The Federal Communications Commission has revised its satellite spectrum-sharing rules to promote market entry, regulatory certainty and spectrum efficiency.
According to the FCC’s report and order released on Friday, the revision clarifies spectrum-sharing between non-geostationary satellite orbit, fixed-satellite service, or NGSO FSS, systems licensed in different processing rounds, with primary spectrum access granted to systems approved earlier. New entrants, meanwhile, are provided an established, cooperative spectrum-sharing structure allowing them to participate in the space industry.
FCC Chairwoman Jessica Rosenworcel said the satellite spectrum sharing rules update “allows first movers to enjoy the advantage they’ve earned by daring to think big and take on risk, while also opening our skies to more competition.”
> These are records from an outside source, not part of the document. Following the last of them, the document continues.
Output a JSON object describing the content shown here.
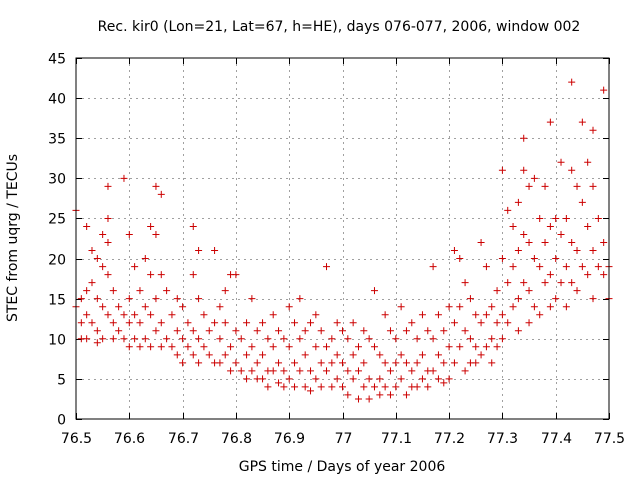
{
  "chart_data": {
    "type": "scatter",
    "title": "Rec. kir0 (Lon=21, Lat=67, h=HE), days 076-077, 2006, window 002",
    "xlabel": "GPS time / Days of year 2006",
    "ylabel": "STEC from uqrg / TECUs",
    "xlim": [
      76.5,
      77.5
    ],
    "ylim": [
      0,
      45
    ],
    "xticks": [
      76.5,
      76.6,
      76.7,
      76.8,
      76.9,
      77,
      77.1,
      77.2,
      77.3,
      77.4,
      77.5
    ],
    "xtick_labels": [
      "76.5",
      "76.6",
      "76.7",
      "76.8",
      "76.9",
      "77",
      "77.1",
      "77.2",
      "77.3",
      "77.4",
      "77.5"
    ],
    "yticks": [
      0,
      5,
      10,
      15,
      20,
      25,
      30,
      35,
      40,
      45
    ],
    "ytick_labels": [
      "0",
      "5",
      "10",
      "15",
      "20",
      "25",
      "30",
      "35",
      "40",
      "45"
    ],
    "grid": true,
    "marker": "plus",
    "color": "#cc0000",
    "points": [
      [
        76.5,
        26
      ],
      [
        76.5,
        14
      ],
      [
        76.51,
        15
      ],
      [
        76.51,
        12
      ],
      [
        76.51,
        10
      ],
      [
        76.52,
        24
      ],
      [
        76.52,
        16
      ],
      [
        76.52,
        13
      ],
      [
        76.52,
        10
      ],
      [
        76.53,
        21
      ],
      [
        76.53,
        17
      ],
      [
        76.53,
        12
      ],
      [
        76.54,
        20
      ],
      [
        76.54,
        15
      ],
      [
        76.54,
        11
      ],
      [
        76.54,
        9.5
      ],
      [
        76.55,
        23
      ],
      [
        76.55,
        19
      ],
      [
        76.55,
        14
      ],
      [
        76.55,
        10
      ],
      [
        76.56,
        25
      ],
      [
        76.56,
        22
      ],
      [
        76.56,
        18
      ],
      [
        76.56,
        13
      ],
      [
        76.56,
        29
      ],
      [
        76.57,
        16
      ],
      [
        76.57,
        12
      ],
      [
        76.57,
        10
      ],
      [
        76.58,
        14
      ],
      [
        76.58,
        11
      ],
      [
        76.59,
        30
      ],
      [
        76.59,
        13
      ],
      [
        76.59,
        10
      ],
      [
        76.6,
        23
      ],
      [
        76.6,
        15
      ],
      [
        76.6,
        12
      ],
      [
        76.6,
        9
      ],
      [
        76.61,
        19
      ],
      [
        76.61,
        13
      ],
      [
        76.61,
        10
      ],
      [
        76.62,
        16
      ],
      [
        76.62,
        12
      ],
      [
        76.62,
        9
      ],
      [
        76.63,
        20
      ],
      [
        76.63,
        14
      ],
      [
        76.63,
        10
      ],
      [
        76.64,
        24
      ],
      [
        76.64,
        18
      ],
      [
        76.64,
        13
      ],
      [
        76.64,
        9
      ],
      [
        76.65,
        29
      ],
      [
        76.65,
        23
      ],
      [
        76.65,
        15
      ],
      [
        76.65,
        11
      ],
      [
        76.66,
        28
      ],
      [
        76.66,
        18
      ],
      [
        76.66,
        12
      ],
      [
        76.66,
        9
      ],
      [
        76.67,
        16
      ],
      [
        76.67,
        10
      ],
      [
        76.68,
        13
      ],
      [
        76.68,
        9
      ],
      [
        76.69,
        15
      ],
      [
        76.69,
        11
      ],
      [
        76.69,
        8
      ],
      [
        76.7,
        14
      ],
      [
        76.7,
        10
      ],
      [
        76.7,
        7
      ],
      [
        76.71,
        12
      ],
      [
        76.71,
        9
      ],
      [
        76.72,
        24
      ],
      [
        76.72,
        18
      ],
      [
        76.72,
        11
      ],
      [
        76.72,
        8
      ],
      [
        76.73,
        21
      ],
      [
        76.73,
        15
      ],
      [
        76.73,
        10
      ],
      [
        76.73,
        7
      ],
      [
        76.74,
        13
      ],
      [
        76.74,
        9
      ],
      [
        76.75,
        11
      ],
      [
        76.75,
        8
      ],
      [
        76.76,
        21
      ],
      [
        76.76,
        12
      ],
      [
        76.76,
        7
      ],
      [
        76.77,
        14
      ],
      [
        76.77,
        10
      ],
      [
        76.77,
        7
      ],
      [
        76.78,
        16
      ],
      [
        76.78,
        12
      ],
      [
        76.78,
        8
      ],
      [
        76.79,
        18
      ],
      [
        76.79,
        9
      ],
      [
        76.79,
        6
      ],
      [
        76.8,
        18
      ],
      [
        76.8,
        11
      ],
      [
        76.8,
        7
      ],
      [
        76.81,
        10
      ],
      [
        76.81,
        6
      ],
      [
        76.82,
        12
      ],
      [
        76.82,
        8
      ],
      [
        76.82,
        5
      ],
      [
        76.83,
        15
      ],
      [
        76.83,
        9
      ],
      [
        76.83,
        6
      ],
      [
        76.84,
        11
      ],
      [
        76.84,
        7
      ],
      [
        76.84,
        5
      ],
      [
        76.85,
        12
      ],
      [
        76.85,
        8
      ],
      [
        76.85,
        5
      ],
      [
        76.86,
        10
      ],
      [
        76.86,
        6
      ],
      [
        76.86,
        4
      ],
      [
        76.87,
        13
      ],
      [
        76.87,
        9
      ],
      [
        76.87,
        6
      ],
      [
        76.88,
        11
      ],
      [
        76.88,
        7
      ],
      [
        76.88,
        4.5
      ],
      [
        76.89,
        10
      ],
      [
        76.89,
        6
      ],
      [
        76.89,
        4
      ],
      [
        76.9,
        14
      ],
      [
        76.9,
        9
      ],
      [
        76.9,
        5
      ],
      [
        76.91,
        12
      ],
      [
        76.91,
        7
      ],
      [
        76.91,
        4
      ],
      [
        76.92,
        15
      ],
      [
        76.92,
        10
      ],
      [
        76.92,
        6
      ],
      [
        76.93,
        11
      ],
      [
        76.93,
        8
      ],
      [
        76.93,
        4
      ],
      [
        76.94,
        12
      ],
      [
        76.94,
        6
      ],
      [
        76.94,
        3.5
      ],
      [
        76.95,
        13
      ],
      [
        76.95,
        9
      ],
      [
        76.95,
        5
      ],
      [
        76.96,
        11
      ],
      [
        76.96,
        7
      ],
      [
        76.96,
        4
      ],
      [
        76.97,
        19
      ],
      [
        76.97,
        9
      ],
      [
        76.97,
        6
      ],
      [
        76.98,
        10
      ],
      [
        76.98,
        7
      ],
      [
        76.98,
        4
      ],
      [
        76.99,
        12
      ],
      [
        76.99,
        8
      ],
      [
        76.99,
        5
      ],
      [
        77,
        11
      ],
      [
        77,
        7
      ],
      [
        77,
        4
      ],
      [
        77.01,
        10
      ],
      [
        77.01,
        6
      ],
      [
        77.01,
        3
      ],
      [
        77.02,
        12
      ],
      [
        77.02,
        8
      ],
      [
        77.02,
        5
      ],
      [
        77.03,
        9
      ],
      [
        77.03,
        6
      ],
      [
        77.03,
        2.5
      ],
      [
        77.04,
        11
      ],
      [
        77.04,
        7
      ],
      [
        77.04,
        4
      ],
      [
        77.05,
        10
      ],
      [
        77.05,
        5
      ],
      [
        77.05,
        2.5
      ],
      [
        77.06,
        16
      ],
      [
        77.06,
        9
      ],
      [
        77.06,
        4
      ],
      [
        77.07,
        8
      ],
      [
        77.07,
        5
      ],
      [
        77.07,
        3
      ],
      [
        77.08,
        13
      ],
      [
        77.08,
        7
      ],
      [
        77.08,
        4
      ],
      [
        77.09,
        11
      ],
      [
        77.09,
        6
      ],
      [
        77.09,
        3
      ],
      [
        77.1,
        10
      ],
      [
        77.1,
        7
      ],
      [
        77.1,
        4
      ],
      [
        77.11,
        14
      ],
      [
        77.11,
        8
      ],
      [
        77.11,
        5
      ],
      [
        77.12,
        11
      ],
      [
        77.12,
        7
      ],
      [
        77.12,
        3
      ],
      [
        77.13,
        12
      ],
      [
        77.13,
        6
      ],
      [
        77.13,
        4
      ],
      [
        77.14,
        10
      ],
      [
        77.14,
        7
      ],
      [
        77.14,
        4
      ],
      [
        77.15,
        13
      ],
      [
        77.15,
        8
      ],
      [
        77.15,
        5
      ],
      [
        77.16,
        11
      ],
      [
        77.16,
        6
      ],
      [
        77.16,
        4
      ],
      [
        77.17,
        19
      ],
      [
        77.17,
        10
      ],
      [
        77.17,
        6
      ],
      [
        77.18,
        13
      ],
      [
        77.18,
        8
      ],
      [
        77.18,
        5
      ],
      [
        77.19,
        11
      ],
      [
        77.19,
        7
      ],
      [
        77.19,
        4.5
      ],
      [
        77.2,
        14
      ],
      [
        77.2,
        9
      ],
      [
        77.2,
        5
      ],
      [
        77.21,
        21
      ],
      [
        77.21,
        12
      ],
      [
        77.21,
        7
      ],
      [
        77.22,
        20
      ],
      [
        77.22,
        14
      ],
      [
        77.22,
        9
      ],
      [
        77.23,
        17
      ],
      [
        77.23,
        11
      ],
      [
        77.23,
        6
      ],
      [
        77.24,
        15
      ],
      [
        77.24,
        10
      ],
      [
        77.24,
        7
      ],
      [
        77.25,
        13
      ],
      [
        77.25,
        9
      ],
      [
        77.25,
        7
      ],
      [
        77.26,
        22
      ],
      [
        77.26,
        12
      ],
      [
        77.26,
        8
      ],
      [
        77.27,
        19
      ],
      [
        77.27,
        13
      ],
      [
        77.27,
        9
      ],
      [
        77.28,
        14
      ],
      [
        77.28,
        10
      ],
      [
        77.28,
        7
      ],
      [
        77.29,
        16
      ],
      [
        77.29,
        12
      ],
      [
        77.29,
        9
      ],
      [
        77.3,
        31
      ],
      [
        77.3,
        20
      ],
      [
        77.3,
        13
      ],
      [
        77.3,
        10
      ],
      [
        77.31,
        26
      ],
      [
        77.31,
        17
      ],
      [
        77.31,
        12
      ],
      [
        77.32,
        24
      ],
      [
        77.32,
        19
      ],
      [
        77.32,
        14
      ],
      [
        77.33,
        27
      ],
      [
        77.33,
        21
      ],
      [
        77.33,
        15
      ],
      [
        77.33,
        11
      ],
      [
        77.34,
        35
      ],
      [
        77.34,
        31
      ],
      [
        77.34,
        23
      ],
      [
        77.34,
        17
      ],
      [
        77.35,
        29
      ],
      [
        77.35,
        22
      ],
      [
        77.35,
        16
      ],
      [
        77.35,
        12
      ],
      [
        77.36,
        30
      ],
      [
        77.36,
        20
      ],
      [
        77.36,
        14
      ],
      [
        77.37,
        25
      ],
      [
        77.37,
        19
      ],
      [
        77.37,
        13
      ],
      [
        77.38,
        29
      ],
      [
        77.38,
        22
      ],
      [
        77.38,
        17
      ],
      [
        77.39,
        37
      ],
      [
        77.39,
        24
      ],
      [
        77.39,
        18
      ],
      [
        77.39,
        14
      ],
      [
        77.4,
        25
      ],
      [
        77.4,
        20
      ],
      [
        77.4,
        15
      ],
      [
        77.41,
        32
      ],
      [
        77.41,
        23
      ],
      [
        77.41,
        17
      ],
      [
        77.42,
        25
      ],
      [
        77.42,
        19
      ],
      [
        77.42,
        14
      ],
      [
        77.43,
        42
      ],
      [
        77.43,
        31
      ],
      [
        77.43,
        22
      ],
      [
        77.43,
        17
      ],
      [
        77.44,
        29
      ],
      [
        77.44,
        21
      ],
      [
        77.44,
        16
      ],
      [
        77.45,
        37
      ],
      [
        77.45,
        27
      ],
      [
        77.45,
        19
      ],
      [
        77.46,
        32
      ],
      [
        77.46,
        24
      ],
      [
        77.46,
        18
      ],
      [
        77.47,
        36
      ],
      [
        77.47,
        29
      ],
      [
        77.47,
        21
      ],
      [
        77.47,
        15
      ],
      [
        77.48,
        25
      ],
      [
        77.48,
        19
      ],
      [
        77.49,
        41
      ],
      [
        77.49,
        22
      ],
      [
        77.49,
        18
      ],
      [
        77.5,
        19
      ],
      [
        77.5,
        15
      ]
    ]
  }
}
Satellite Spectrum Interference Protection
The new rules adopt a 3 percent time-weighted average throughput degradation as a long-term interference protection criterion and a 0.4 percent absolute increase in link unavailability as a short-term interference protection criterion.
While Amazon’s Kuiper, Viasat, Telesat, Intelsat and SpaceX agreed to the long-term interference protection criterion, OneWeb opposed it and submitted a petition for reconsideration, which the FCC denied.
The agency also declined to adopt additional protection metrics or an aggregate limit on interference from later-round NGSO FSS systems into earlier-round systems.